В доме

В ДОМЕ
 
Вот всё б ничего, но изрядно достало иканье,
и я до предболья сдавил указательный палец.
Наверно, меж ним, диафрагмой, корой и гортанью
проходит какой-то чудесный нейронный каналец.
 
Колышутся шторы, гортензия и паутина,
кружатся пылинки, гонимые всеми ветрами.
Людовик-одиннадцать с Квентином не Тарантино
из книги открытой приходят сюда вечерами.
 
Три дня и три ночи сижу в этом склепе руинном.
Что тут позабыл я? Что здесь мне, казалось бы, надо?
Ведь вон же, с балконом, с ветвями рогов над камином,
просторно-живое новьё возвышается рядом.
 
Мне надо! Недаром его уберёг я от слома!
Слепое, неясное что-то сюда меня тянет...
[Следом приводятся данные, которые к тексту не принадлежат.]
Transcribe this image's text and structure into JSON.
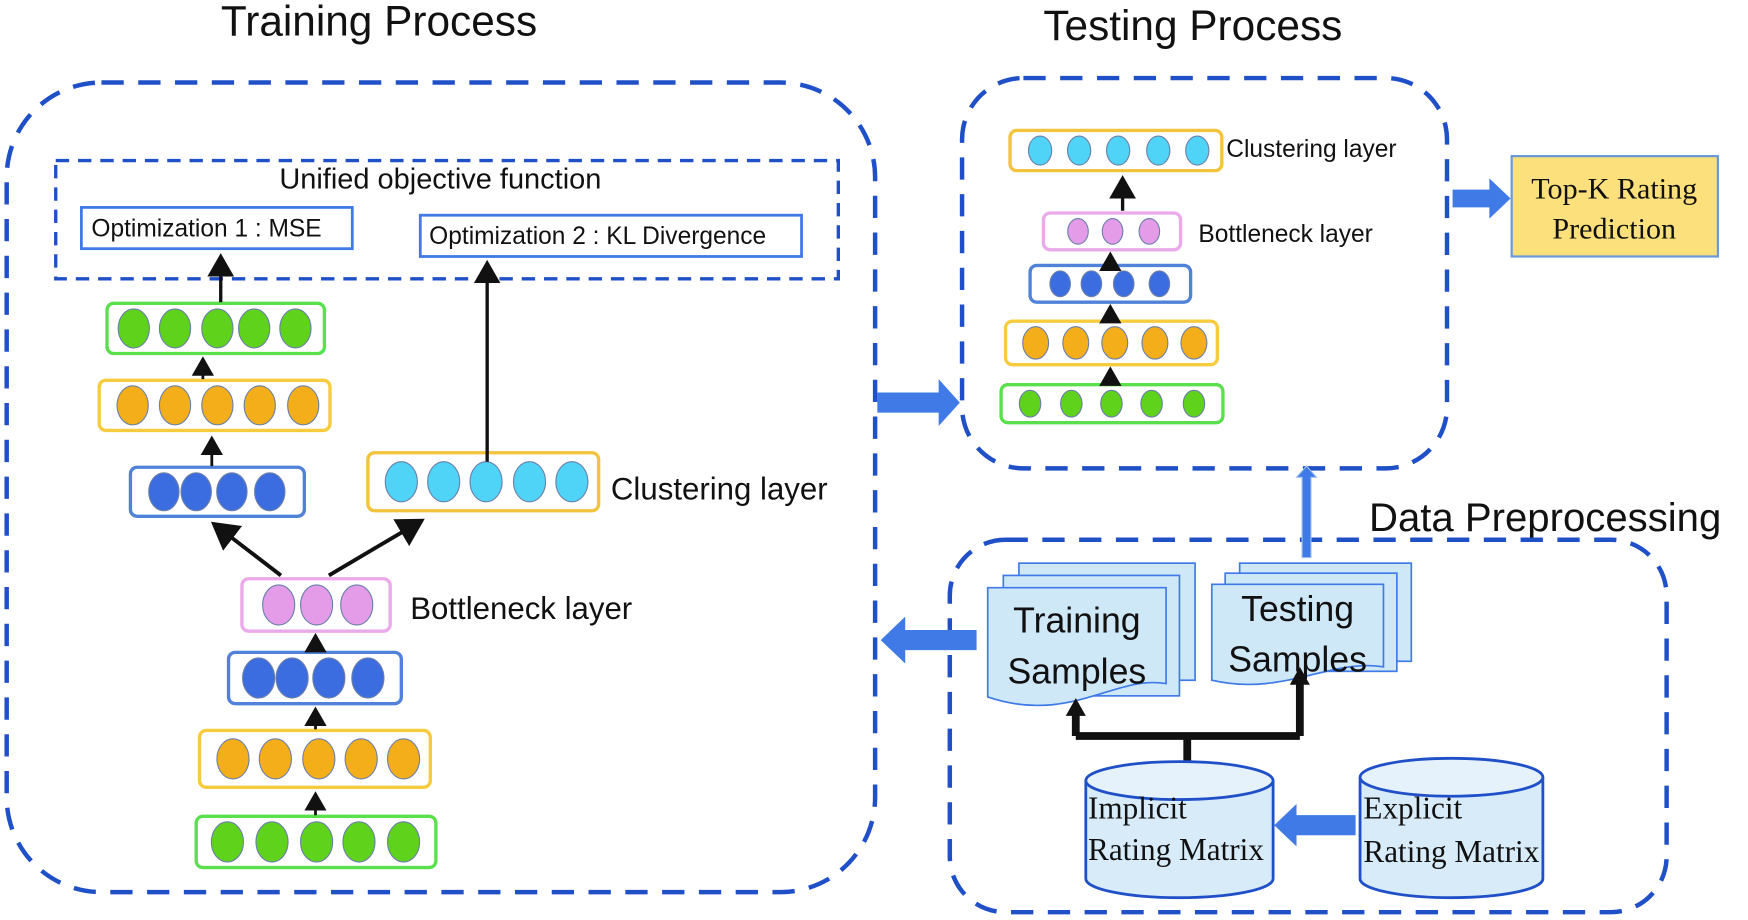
{
  "titles": {
    "training": "Training Process",
    "testing": "Testing Process",
    "preprocessing": "Data Preprocessing"
  },
  "objective": {
    "title": "Unified objective function",
    "opt1": "Optimization 1 :  MSE",
    "opt2": "Optimization 2 : KL Divergence"
  },
  "labels": {
    "clustering": "Clustering layer",
    "bottleneck": "Bottleneck layer"
  },
  "topk": {
    "line1": "Top-K Rating",
    "line2": "Prediction"
  },
  "samples": {
    "training": [
      "Training",
      "Samples"
    ],
    "testing": [
      "Testing",
      "Samples"
    ]
  },
  "matrices": {
    "implicit": [
      "Implicit",
      "Rating Matrix"
    ],
    "explicit": [
      "Explicit",
      "Rating Matrix"
    ]
  },
  "colors": {
    "dashed_border": "#2050c8",
    "flow_arrow": "#3f7ae6",
    "green": {
      "node": "#5fd21c",
      "border": "#5ae04c"
    },
    "orange": {
      "node": "#f4ae1a",
      "border": "#f6cc3e"
    },
    "blue": {
      "node": "#3c6de0",
      "border": "#4f82d8"
    },
    "cyan": {
      "node": "#4fd3f6",
      "border": "#f2c33c"
    },
    "pink": {
      "node": "#e49ce8",
      "border": "#eaaaea"
    },
    "document": "#cfe8f8",
    "topk_fill": "#fbe07c"
  },
  "networks": {
    "training_reconstruction": [
      "green",
      "orange",
      "blue",
      "pink",
      "blue",
      "orange",
      "green"
    ],
    "training_clustering": [
      "cyan"
    ],
    "testing": [
      "cyan",
      "pink",
      "blue",
      "orange",
      "green"
    ]
  }
}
И только откроются двери знакомого дома –
сошедшее прошлое будит уснувшую память:
 
вот виды видавший столовый буфет из массива –
ручной изготовки вещица от верха до низа –
он выполнен плавно, искусно, легко и красиво.
В нём бабушка, будучи юной, хранила сервизы.
 
Вот письменный стол – нескладное дитя лихолетий.
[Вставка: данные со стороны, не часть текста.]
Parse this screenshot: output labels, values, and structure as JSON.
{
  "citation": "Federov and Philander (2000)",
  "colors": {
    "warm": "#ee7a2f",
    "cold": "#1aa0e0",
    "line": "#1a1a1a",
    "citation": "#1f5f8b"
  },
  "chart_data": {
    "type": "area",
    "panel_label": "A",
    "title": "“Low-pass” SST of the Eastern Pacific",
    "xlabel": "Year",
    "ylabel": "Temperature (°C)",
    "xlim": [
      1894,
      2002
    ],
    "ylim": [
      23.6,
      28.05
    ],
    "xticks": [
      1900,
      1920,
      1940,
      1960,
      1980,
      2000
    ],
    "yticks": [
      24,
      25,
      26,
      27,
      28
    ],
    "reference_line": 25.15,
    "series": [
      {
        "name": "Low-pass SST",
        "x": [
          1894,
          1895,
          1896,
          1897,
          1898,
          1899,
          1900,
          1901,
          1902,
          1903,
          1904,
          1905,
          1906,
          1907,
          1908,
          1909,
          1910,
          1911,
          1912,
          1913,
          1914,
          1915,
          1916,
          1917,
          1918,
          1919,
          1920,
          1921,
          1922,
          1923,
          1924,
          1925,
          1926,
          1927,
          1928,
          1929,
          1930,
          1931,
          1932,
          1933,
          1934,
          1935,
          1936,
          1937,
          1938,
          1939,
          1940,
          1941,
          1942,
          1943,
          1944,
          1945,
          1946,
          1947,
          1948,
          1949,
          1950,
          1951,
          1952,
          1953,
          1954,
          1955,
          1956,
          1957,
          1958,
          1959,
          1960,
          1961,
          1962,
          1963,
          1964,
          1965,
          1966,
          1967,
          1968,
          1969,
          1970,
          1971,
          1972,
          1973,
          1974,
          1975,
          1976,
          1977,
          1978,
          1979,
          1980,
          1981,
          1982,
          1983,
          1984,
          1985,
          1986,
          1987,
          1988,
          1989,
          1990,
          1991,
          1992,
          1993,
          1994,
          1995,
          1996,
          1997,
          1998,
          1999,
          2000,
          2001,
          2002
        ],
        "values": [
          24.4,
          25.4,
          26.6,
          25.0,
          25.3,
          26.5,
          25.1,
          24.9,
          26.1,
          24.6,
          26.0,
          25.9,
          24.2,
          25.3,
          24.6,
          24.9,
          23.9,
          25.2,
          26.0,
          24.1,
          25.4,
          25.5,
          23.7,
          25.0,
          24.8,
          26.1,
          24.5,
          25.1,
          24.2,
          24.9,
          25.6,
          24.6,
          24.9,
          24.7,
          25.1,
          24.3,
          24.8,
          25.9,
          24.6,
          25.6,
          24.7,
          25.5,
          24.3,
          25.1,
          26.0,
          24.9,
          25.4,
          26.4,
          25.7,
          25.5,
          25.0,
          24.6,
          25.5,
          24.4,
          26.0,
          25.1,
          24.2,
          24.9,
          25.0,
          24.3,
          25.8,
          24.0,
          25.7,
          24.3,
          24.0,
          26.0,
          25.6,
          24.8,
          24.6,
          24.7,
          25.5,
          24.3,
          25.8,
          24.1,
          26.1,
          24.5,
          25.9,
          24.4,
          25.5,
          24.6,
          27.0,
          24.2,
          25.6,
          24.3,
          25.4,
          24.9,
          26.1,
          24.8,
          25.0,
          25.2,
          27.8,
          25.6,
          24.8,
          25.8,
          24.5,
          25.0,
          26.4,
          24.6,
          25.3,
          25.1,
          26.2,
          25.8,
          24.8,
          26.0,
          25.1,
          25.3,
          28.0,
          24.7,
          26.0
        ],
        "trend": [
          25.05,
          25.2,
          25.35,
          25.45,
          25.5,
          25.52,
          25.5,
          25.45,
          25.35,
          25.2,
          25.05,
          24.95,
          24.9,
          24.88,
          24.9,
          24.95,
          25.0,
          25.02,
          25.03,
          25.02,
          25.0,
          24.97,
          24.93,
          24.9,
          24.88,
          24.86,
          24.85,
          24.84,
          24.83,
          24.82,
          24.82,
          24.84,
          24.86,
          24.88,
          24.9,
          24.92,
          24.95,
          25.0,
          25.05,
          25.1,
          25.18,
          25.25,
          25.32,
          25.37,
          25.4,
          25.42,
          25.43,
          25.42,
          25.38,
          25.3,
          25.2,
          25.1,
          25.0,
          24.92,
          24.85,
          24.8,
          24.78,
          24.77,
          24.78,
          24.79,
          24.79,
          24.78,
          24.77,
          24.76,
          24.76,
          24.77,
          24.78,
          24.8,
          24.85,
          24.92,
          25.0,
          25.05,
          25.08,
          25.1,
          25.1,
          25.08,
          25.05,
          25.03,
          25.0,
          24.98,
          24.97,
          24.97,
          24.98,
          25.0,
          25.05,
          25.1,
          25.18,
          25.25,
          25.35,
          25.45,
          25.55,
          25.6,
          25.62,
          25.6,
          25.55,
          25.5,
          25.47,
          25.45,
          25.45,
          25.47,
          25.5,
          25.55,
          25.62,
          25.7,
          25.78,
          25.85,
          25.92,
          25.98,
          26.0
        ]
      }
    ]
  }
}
За ним я под лампой зелёною делал уроки.
Здесь были прочитаны лучшие книги на свете
и были написаны самые светлые строки.
 
Большая кровать, что сработана честно и прочно,
всё так же мягка и уютна. А было когда-то:
на ней приснопамятной зимней метелистой ночью
принцесса под пенье пружин оказалась зачатой.
 
На застланной бархатом крышке резного комода
громадится стопками мёртвая видеотека,
а рядом – божок восемьсот предпоследнего года
и фотоальбом середины двадцатого века...
 
Мой маленький дом! Ты и сам – воплощенье былого:
здесь печка дымит и безбожно скрипят половицы.
Но как объяснить, что ночами мне снова и снова
лишь в этой обители милое, доброе снится?
 
Мне дороги тени твои и твои отголоски.
Мой призрачный плен, никогда я тебя не покину!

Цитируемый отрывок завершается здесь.